After a week with the car, though, it’s clear that buyers need to understand what it is, and isn’t, capable of doing. The Prius’ AWD system has both limits and useful high points, and it’s far different from the AWD you might find in your crossover or sports car. The AWD in the Prius is not going to make the car corner better or accelerate faster. Neither will it allow you to turn donuts in a snowy parking lot with any kind of thrilling speed. It won’t make you more stable on wet roads at higher speeds, either. What it will do is help you not get as stuck, and it might help minimize the slip and slide from a stop sign in snowy weather.

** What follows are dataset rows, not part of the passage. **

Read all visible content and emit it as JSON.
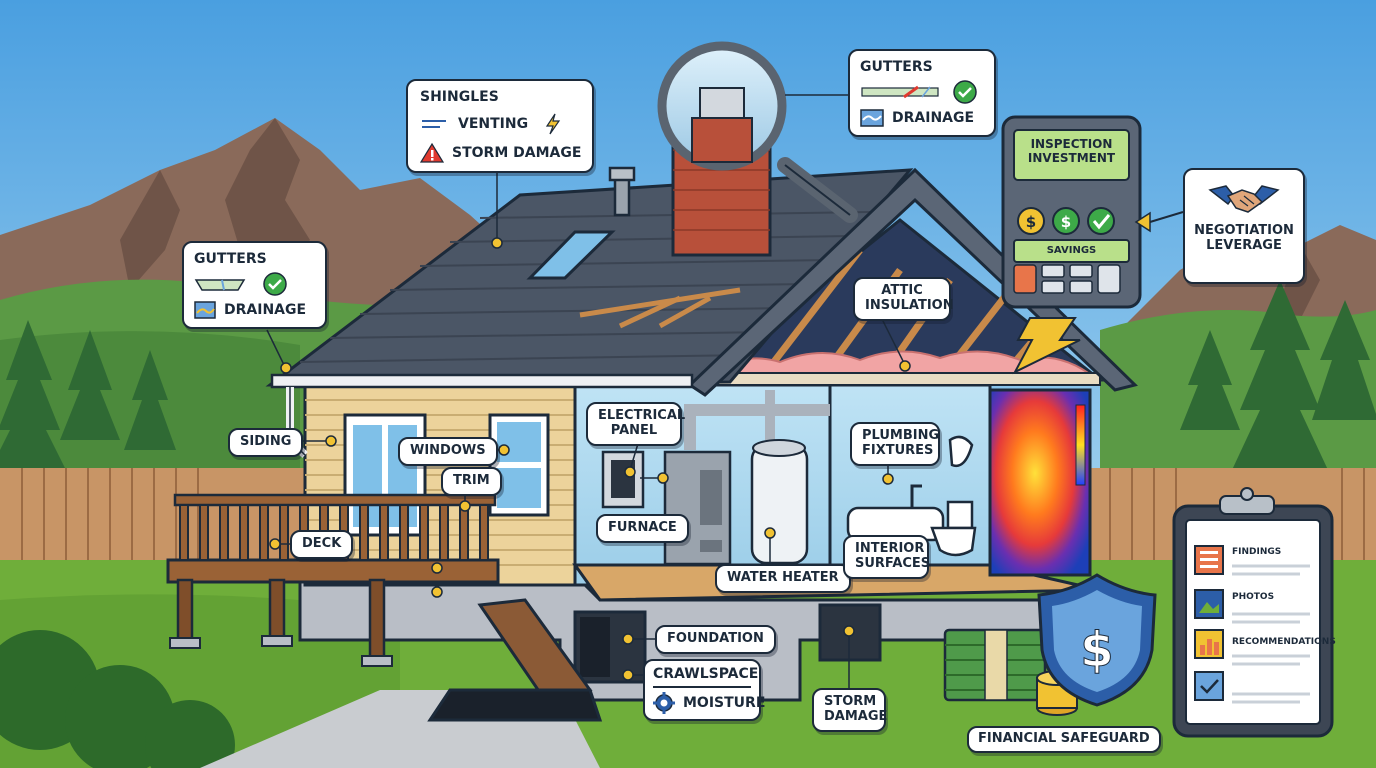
{
  "labels": {
    "shingles": "SHINGLES",
    "venting": "VENTING",
    "storm_damage_roof": "STORM DAMAGE",
    "gutters_left": "GUTTERS",
    "drainage_left": "DRAINAGE",
    "gutters_top": "GUTTERS",
    "drainage_top": "DRAINAGE",
    "inspection_investment": "INSPECTION INVESTMENT",
    "savings": "SAVINGS",
    "negotiation_leverage": "NEGOTIATION LEVERAGE",
    "attic_insulation": "ATTIC INSULATION",
    "siding": "SIDING",
    "windows": "WINDOWS",
    "trim": "TRIM",
    "deck": "DECK",
    "electrical_panel": "ELECTRICAL PANEL",
    "furnace": "FURNACE",
    "water_heater": "WATER HEATER",
    "plumbing_fixtures": "PLUMBING FIXTURES",
    "interior_surfaces": "INTERIOR SURFACES",
    "foundation": "FOUNDATION",
    "crawlspace": "CRAWLSPACE",
    "moisture": "MOISTURE",
    "storm_damage_ground": "STORM DAMAGE",
    "financial_safeguard": "FINANCIAL SAFEGUARD",
    "findings": "FINDINGS",
    "photos": "PHOTOS",
    "recommendations": "RECOMMENDATIONS"
  },
  "icons": {
    "lightning": "lightning-icon",
    "warning": "warning-icon",
    "check": "check-icon",
    "handshake": "handshake-icon",
    "gear": "gear-icon",
    "dollar": "dollar-icon",
    "shield": "shield-dollar-icon",
    "magnifier": "magnifying-glass-icon"
  },
  "colors": {
    "sky_top": "#4a9fe0",
    "sky_bottom": "#c5e6f6",
    "roof": "#4b5666",
    "siding": "#ecd39b",
    "brick": "#b8503a",
    "grass": "#6fae3a",
    "check_green": "#3daa48",
    "warning_red": "#e03a2f",
    "calculator_screen": "#b9e08a",
    "insulation_pink": "#f1a4a4"
  }
}
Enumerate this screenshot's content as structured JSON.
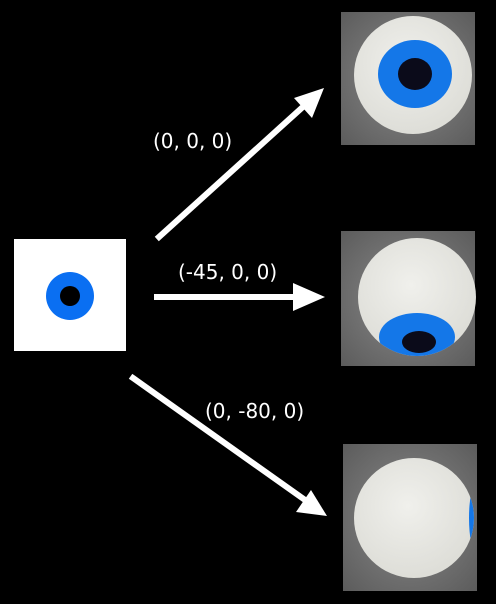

The new Prius uses an intelligent all-wheel drive system that Toyota calls “AWD-e.” Similar to the AWD found in the RAV4 Hybrid model, the Prius’ system has no mechanical linkage from the engine/motor/transmission to the rear wheels. Instead, it’s all electrical with an added motor on the rear axle to provide propulsion there. Thus the system adds only about 120 lb (54 kg) to the car’s weight.
The little 5.2 kW (7 hp) motor on the rear axle adds to the 121-horsepower (90 kW) engine/motor combination under the hood. Fuel economy drops from 52 mpg (4.5 l/100km) combined to 50 mpg (4.7 l/100km) combined. In the real world, we saw a 45 mpg (5.2 l/100km) average during a week of mixed driving in mostly inclement weather while at high altitude.
The system layout is a good one for the little car, but it has some limits – mostly in when and how that rear motor engages. The Prius AWD-e rarely engages the rear axle for "performance" reasons (i.e: mashing the throttle to get a quick takeoff or in hard cornering). The Prius isn’t a sports car, so that makes sense. It seems a lost opportunity, but perhaps Toyota doesn’t want to associate the little hybrid with any kind of fun factor for fear of breaking its identity. Additionally, the system is limited as to the speeds at which the AWD can be used.
The AWD-e works at speeds under 43 mph (69 km/h) and, in our experience, works best at speeds under 10 mph (16 km/h). Where the system is most useful is in getting going from a stop when the roads are slick. That means getting through the stoplight, making that turn after a stop sign, or getting out of the cold parking lot in order to drive home.
What it doesn’t mean is added stability on the highway, better stopping power, or even a noticeable improvement in stability during the drive itself. Toyota designed this on purpose, having the AWD system engage full-time at speeds under 6 mph (9.6 km/h) and then disengage and become only occasional at speeds up to 43 mph.
Several things work against the added AWD system, which should have been thought of during implementation. The Prius, for starters, comes standard with low-rolling-resistance tires. These are notoriously terrible on slick roadways. The Prius AWD-e model adds less than a quarter of an inch of ground clearance, increasing it by 0.2 inches (0.5 cm) to 5.3 inches (13.5 cm). This means slushy roadways are still going to be dicey. There is also no way for the driver to control when or even if the AWD engages. And the system trends towards efficiency at all times, meaning the AWD may not be there when it’s needed.
During our week with the Prius AWD-e, it snowed almost continually. The Prius, despite the addition of AWD, was only sometimes confident about going out and about. While a 2WD minivan and small crossovers braved the weather without problems, the Prius struggled to stay in a straight line and was tough to maneuver around corners with hard-packed snow on the road. Stopping distances were much-lengthened in the weather as well, especially for the Prius thanks to those no-grip tires. It did get started from a stop on said roads without many problems, though, showing that the limited-use AWD is doing the job it’s meant to do.
The added US$1,400 to the price and loss of 2 or more MPG might be difficult to justify to buyers, given the limited use scenarios for the Prius AWD-e models. The Prius AWD-e starts at US$26,935 (before delivery) and our test model was priced at $33,021 after delivery.